His high school classmates at a private high school in Switzerland included the Shah of Iran, a Belgium king, a few Rothschilds and his roomate, Karim, now the Aga Khan.

He studied drama at Stanford University and had minor success as a director and producer, under the tutelage of Garson Kanin. LeRoy leased the York Theater in 1957 and is credited with being a founder of the Off-Broadway movement.

But LeRoy found his true calling when he turned an ordinary corner coffee shop into a New York icon — Maxwell’s Plum.

His idea to reconstruct a Parisian sidewalk cafe resulted in a massive, glass-encased structure, where singles and stars alike went to be seen. The list of in-crowd superstars included Barbra Streisand, Warren Beatty and Julie Christie.

The First Avenue eatery, which opened in 1966 and closed in 1988, was a study in contrasts, serving everything from chili and hamburgers to squab.

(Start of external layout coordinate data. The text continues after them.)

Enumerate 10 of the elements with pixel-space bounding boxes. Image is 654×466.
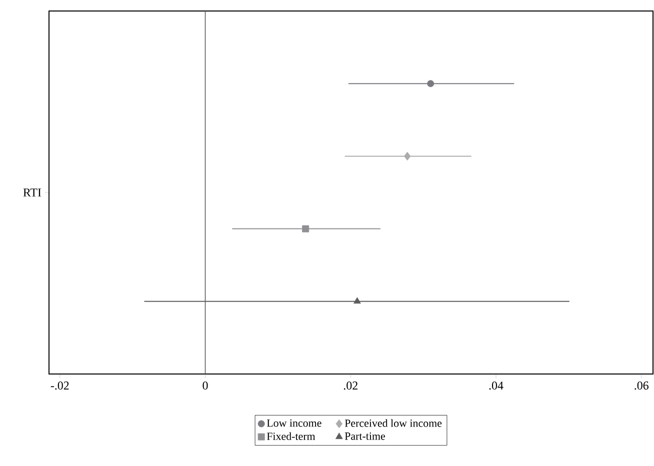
legend-label: Perceived low income	[344, 419, 442, 427]
legend-label: Low income	[266, 419, 322, 427]
legend-label: Part-time	[344, 432, 385, 440]
y-tick-label: RTI	[23, 188, 42, 196]
x-tick-label: 0	[202, 382, 208, 390]
x-tick-label: .02	[344, 382, 358, 390]
legend-label: Fixed-term	[266, 432, 316, 440]
x-tick-label: .04	[489, 382, 504, 390]
x-tick-label: .06	[634, 382, 648, 390]
x-tick-label: -.02	[50, 382, 69, 390]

Maxwell’s Plum had an informal atmosphere yet was formally decorated with LeRoy’s personal — and vast — collection of Tiffany glass.

His next venture opened in 1973, when he took over the financially-troubled Tavern on the Green, located in a former sheep pen in Central Park. After three years of renovations, LeRoy turned the once money-losing pub into a crystal and glass bedecked palace that in the mid 1990s became the highest grossing restaurant in the United States.

He worked his magic again after buying the old world Russian Tea Room in 1995 from original owner Faith Stewart-Gordon. LeRoy closed the beloved meeting spot for musicians, actors and publishers on New Year’s Day 1996 and reopened it three years later after pouring an estimated $30 million into it.

LeRoy’s best known non-eatery experience was the creation of the 1,500 acre Great Adventure amusement and Safari theme park in Jackson Township, NJ. LeRoy sold his interest in the park to Time Warner in 1993 and went on to help design other entertainment parks in five foreign countries.

But not all his entrepreneurial endeavors worked. A second Maxwell’s Plum opened in San Francisco in 1981 but folded after a brief run. His $9 million Potomac restaurant in the historic Georgetown section of Washington D.C., also failed after just a year. LeRoy said the opulent restaurant, which had a five-tiered outdoor terrace on the banks of the Potomac River, closed because of problems with the landlord.

LeRoy made headlines of a different kind in the 1990s when his second wife, Kay, sued for divorce, claiming he abandoned her and their three children for an aspiring singer. The long and very public divorce battle, with intimate details of the couple’s extravagant lifestyle splashed daily in local tabloids, resulted in a judge awarding Kay LeRoy $15 million in cash, and the couple’s $5.5 million Amagansett, Long Island mansion, among other assets. The couple reconciled briefly but split for good last year.

In addition to his ex-wife, LeRoy is survived by daughters Carolyn; Jennifer, who is vice president of The Russian Tea Room and Tavern on the Green; a step-daughter, Bridget, and a son, Max.

Funeral services will be held Feb. 26 at 10:30 a.m. at Temple Emanu-El, Fifth Avenue at 65th Street.